El foquismo kirchnerista que acaba de ser circunstancialmente –y sólo circunstancialmente- derrotado en la Cámara de Diputados, viene de una derrota electoral notable el 28 de junio. Sin embargo, no actúa el Gobierno Nacional con la conciencia de ser minoritario. Actúa con la convicción de que la retención de las palancas del poder, alcanza y sobra para seguir dirigiendo a la República como si estuviera siendo apoyado por la mayoría.
Tengo para mí que acá está la clave, el episodio estratégico central en torno de la cual tenemos que polemizar y organizar una nueva manera de vivir en la Argentina desde 2010.
El Gobierno tiene plena legalidad para seguir ejerciendo el cargo para el que recibió un mandato y, desde luego, tiene la legitimidad que le da la elección presidencial de 2007. Pero no puede presumir que la legitimidad de 2007 es irrevocable y eterna, en tanto y en cuanto persista el matrimonio presidencial en la convicción de que puede gobernar en contra de las decisiones, la voluntad o la resistencia de la abrumadora mayoría de la ciudadanía.
Por eso, me parece que más allá de la anécdota, y de la circunstancia pequeña de las decisiones en la Cámara de Diputados -toda vez que ya se han aprobado leyes que habrán de pesar gravemente sobre el destino del país en los próximos años-, la lección que dejan los acontecimientos es que la Argentina tendrá que discutir una nueva forma de autogobernarse, no sólo rescatando y recuperando un federalismo pulverizado por la acción del Poder Ejecutivo, sino fundamentalmente reestructurando la institucionalidad del país sobre la base de la búsqueda de denominadores comunes, algo en lo cual la oposición tendrá que hacer un aporte sustancial.

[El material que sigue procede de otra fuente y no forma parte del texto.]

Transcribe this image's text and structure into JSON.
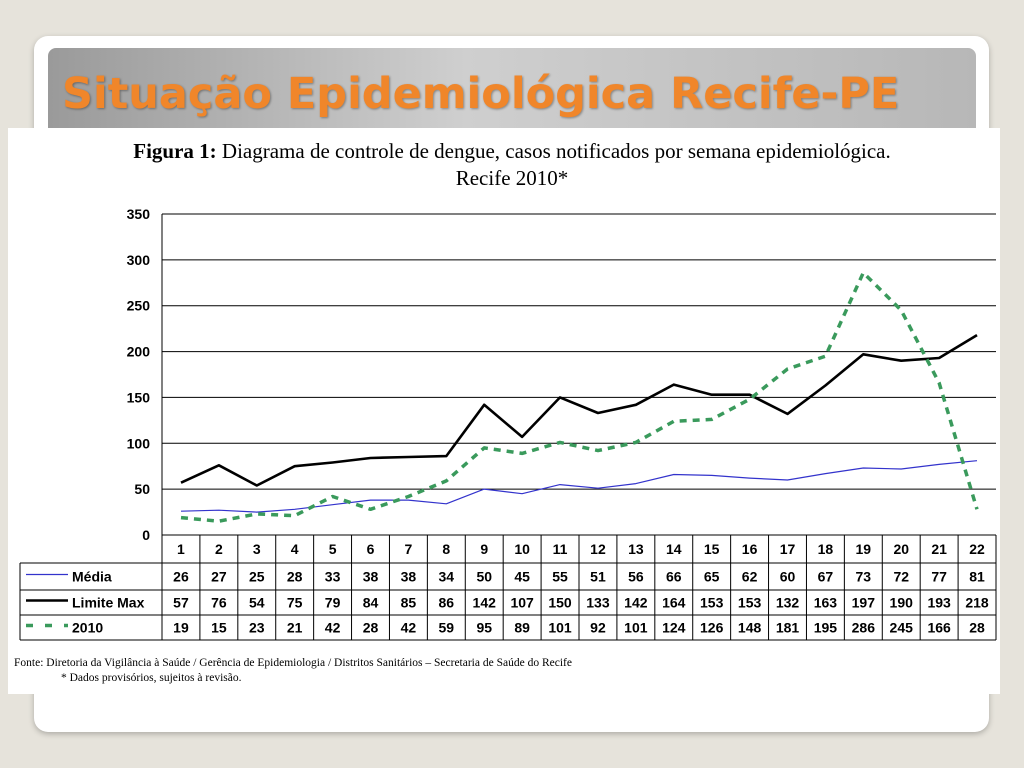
{
  "slide": {
    "title": "Situação Epidemiológica Recife-PE"
  },
  "figure": {
    "caption_label": "Figura 1:",
    "caption_text": " Diagrama de controle de dengue, casos notificados por semana epidemiológica.",
    "caption_line2": "Recife 2010*",
    "source": "Fonte: Diretoria da Vigilância à Saúde / Gerência de Epidemiologia / Distritos Sanitários – Secretaria de Saúde do Recife",
    "note": "* Dados provisórios, sujeitos à revisão."
  },
  "chart_data": {
    "type": "line",
    "categories": [
      "1",
      "2",
      "3",
      "4",
      "5",
      "6",
      "7",
      "8",
      "9",
      "10",
      "11",
      "12",
      "13",
      "14",
      "15",
      "16",
      "17",
      "18",
      "19",
      "20",
      "21",
      "22"
    ],
    "ylim": [
      0,
      350
    ],
    "yticks": [
      "0",
      "50",
      "100",
      "150",
      "200",
      "250",
      "300",
      "350"
    ],
    "grid": true,
    "legend": "table-below",
    "series": [
      {
        "name": "Média",
        "color": "#3333cc",
        "style": "solid-thin",
        "values": [
          26,
          27,
          25,
          28,
          33,
          38,
          38,
          34,
          50,
          45,
          55,
          51,
          56,
          66,
          65,
          62,
          60,
          67,
          73,
          72,
          77,
          81
        ]
      },
      {
        "name": "Limite Max",
        "color": "#000000",
        "style": "solid-thick",
        "values": [
          57,
          76,
          54,
          75,
          79,
          84,
          85,
          86,
          142,
          107,
          150,
          133,
          142,
          164,
          153,
          153,
          132,
          163,
          197,
          190,
          193,
          218
        ]
      },
      {
        "name": "2010",
        "color": "#3a9a5c",
        "style": "dashed",
        "values": [
          19,
          15,
          23,
          21,
          42,
          28,
          42,
          59,
          95,
          89,
          101,
          92,
          101,
          124,
          126,
          148,
          181,
          195,
          286,
          245,
          166,
          28
        ]
      }
    ]
  }
}
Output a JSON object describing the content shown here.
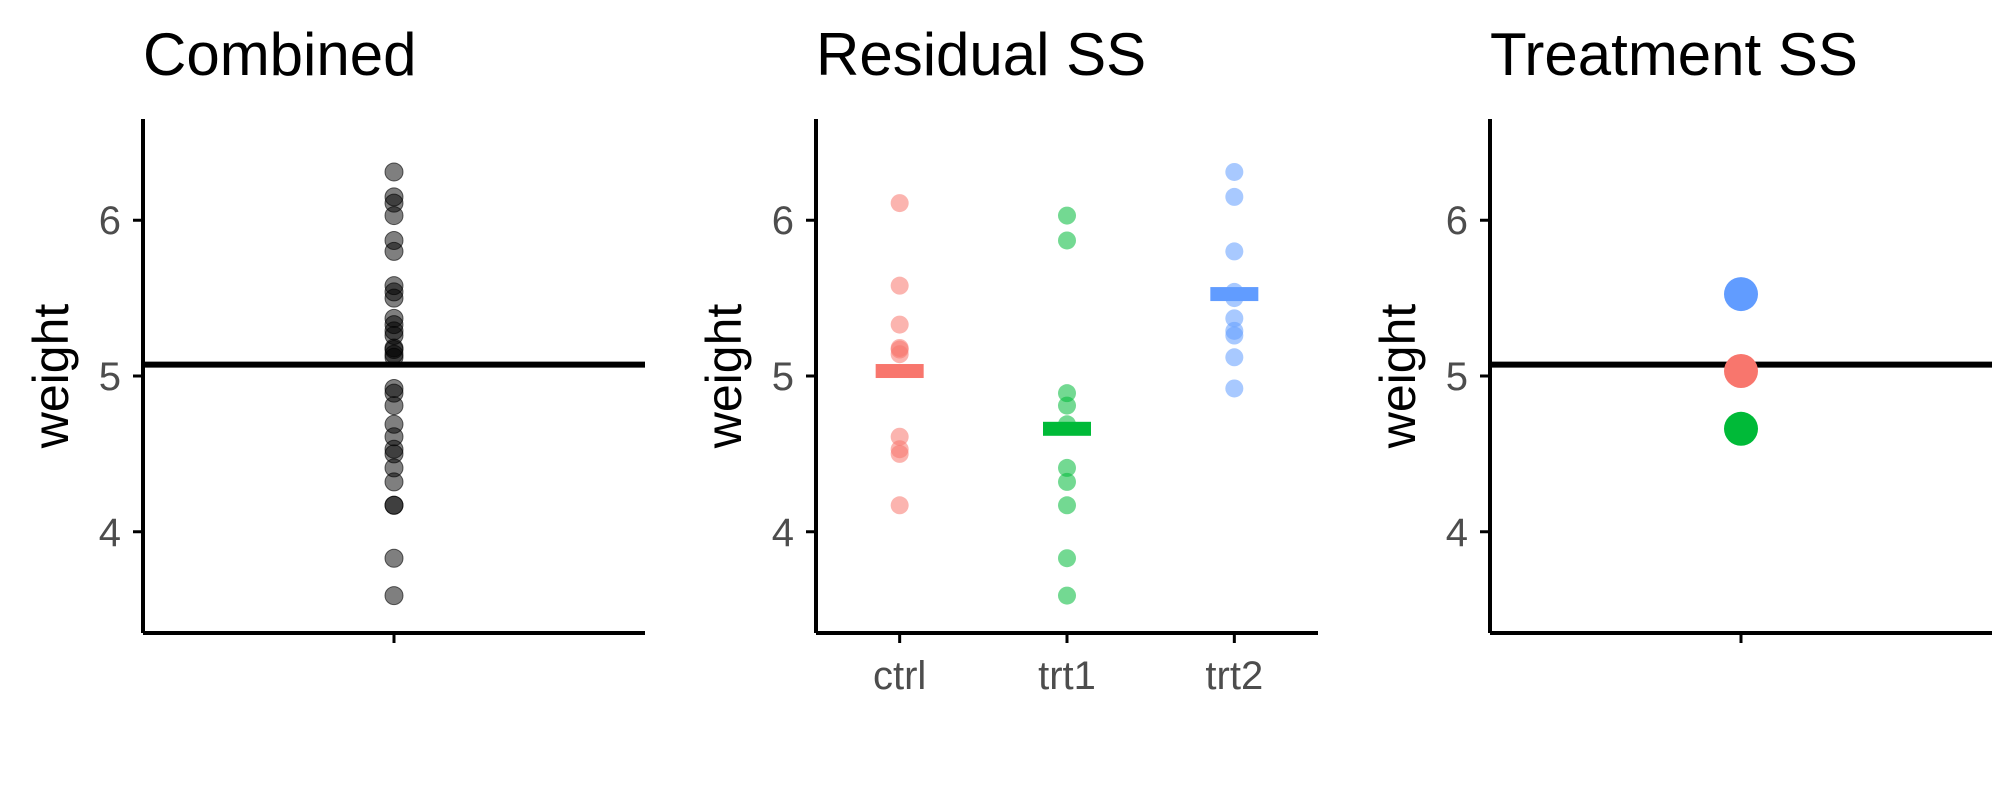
{
  "chart_data": [
    {
      "type": "scatter",
      "title": "Combined",
      "ylabel": "weight",
      "xlabel": "",
      "ylim": [
        3.35,
        6.65
      ],
      "yticks": [
        4,
        5,
        6
      ],
      "ytick_labels": [
        "4",
        "5",
        "6"
      ],
      "categories": [
        ""
      ],
      "point_color": "#000000",
      "points": [
        {
          "x": "",
          "y": 4.17
        },
        {
          "x": "",
          "y": 5.58
        },
        {
          "x": "",
          "y": 5.18
        },
        {
          "x": "",
          "y": 6.11
        },
        {
          "x": "",
          "y": 4.5
        },
        {
          "x": "",
          "y": 4.61
        },
        {
          "x": "",
          "y": 5.17
        },
        {
          "x": "",
          "y": 4.53
        },
        {
          "x": "",
          "y": 5.33
        },
        {
          "x": "",
          "y": 5.14
        },
        {
          "x": "",
          "y": 4.81
        },
        {
          "x": "",
          "y": 4.17
        },
        {
          "x": "",
          "y": 4.41
        },
        {
          "x": "",
          "y": 3.59
        },
        {
          "x": "",
          "y": 5.87
        },
        {
          "x": "",
          "y": 3.83
        },
        {
          "x": "",
          "y": 6.03
        },
        {
          "x": "",
          "y": 4.89
        },
        {
          "x": "",
          "y": 4.32
        },
        {
          "x": "",
          "y": 4.69
        },
        {
          "x": "",
          "y": 6.31
        },
        {
          "x": "",
          "y": 5.12
        },
        {
          "x": "",
          "y": 5.54
        },
        {
          "x": "",
          "y": 5.5
        },
        {
          "x": "",
          "y": 5.37
        },
        {
          "x": "",
          "y": 5.29
        },
        {
          "x": "",
          "y": 4.92
        },
        {
          "x": "",
          "y": 6.15
        },
        {
          "x": "",
          "y": 5.8
        },
        {
          "x": "",
          "y": 5.26
        }
      ],
      "hline": 5.073
    },
    {
      "type": "scatter",
      "title": "Residual SS",
      "ylabel": "weight",
      "xlabel": "",
      "ylim": [
        3.35,
        6.65
      ],
      "yticks": [
        4,
        5,
        6
      ],
      "ytick_labels": [
        "4",
        "5",
        "6"
      ],
      "categories": [
        "ctrl",
        "trt1",
        "trt2"
      ],
      "series": [
        {
          "category": "ctrl",
          "color": "#F8766D",
          "mean": 5.032,
          "values": [
            4.17,
            5.58,
            5.18,
            6.11,
            4.5,
            4.61,
            5.17,
            4.53,
            5.33,
            5.14
          ]
        },
        {
          "category": "trt1",
          "color": "#00BA38",
          "mean": 4.661,
          "values": [
            4.81,
            4.17,
            4.41,
            3.59,
            5.87,
            3.83,
            6.03,
            4.89,
            4.32,
            4.69
          ]
        },
        {
          "category": "trt2",
          "color": "#619CFF",
          "mean": 5.526,
          "values": [
            6.31,
            5.12,
            5.54,
            5.5,
            5.37,
            5.29,
            4.92,
            6.15,
            5.8,
            5.26
          ]
        }
      ]
    },
    {
      "type": "scatter",
      "title": "Treatment SS",
      "ylabel": "weight",
      "xlabel": "",
      "ylim": [
        3.35,
        6.65
      ],
      "yticks": [
        4,
        5,
        6
      ],
      "ytick_labels": [
        "4",
        "5",
        "6"
      ],
      "categories": [
        ""
      ],
      "points": [
        {
          "group": "trt2",
          "y": 5.526,
          "color": "#619CFF"
        },
        {
          "group": "ctrl",
          "y": 5.032,
          "color": "#F8766D"
        },
        {
          "group": "trt1",
          "y": 4.661,
          "color": "#00BA38"
        }
      ],
      "hline": 5.073
    }
  ]
}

Lo que estamos viendo es, en definitiva, la rispidez, la fricción, el enfrentamiento entre dos maneras de concebir la cosa pública. La que esgrime el Gobierno no puede ser denominada de otra manera que la concepción de una minoría iluminada, convencida de que en algún punto las grandes masas habrán de darse cuenta. ¿Y si no se dan cuenta?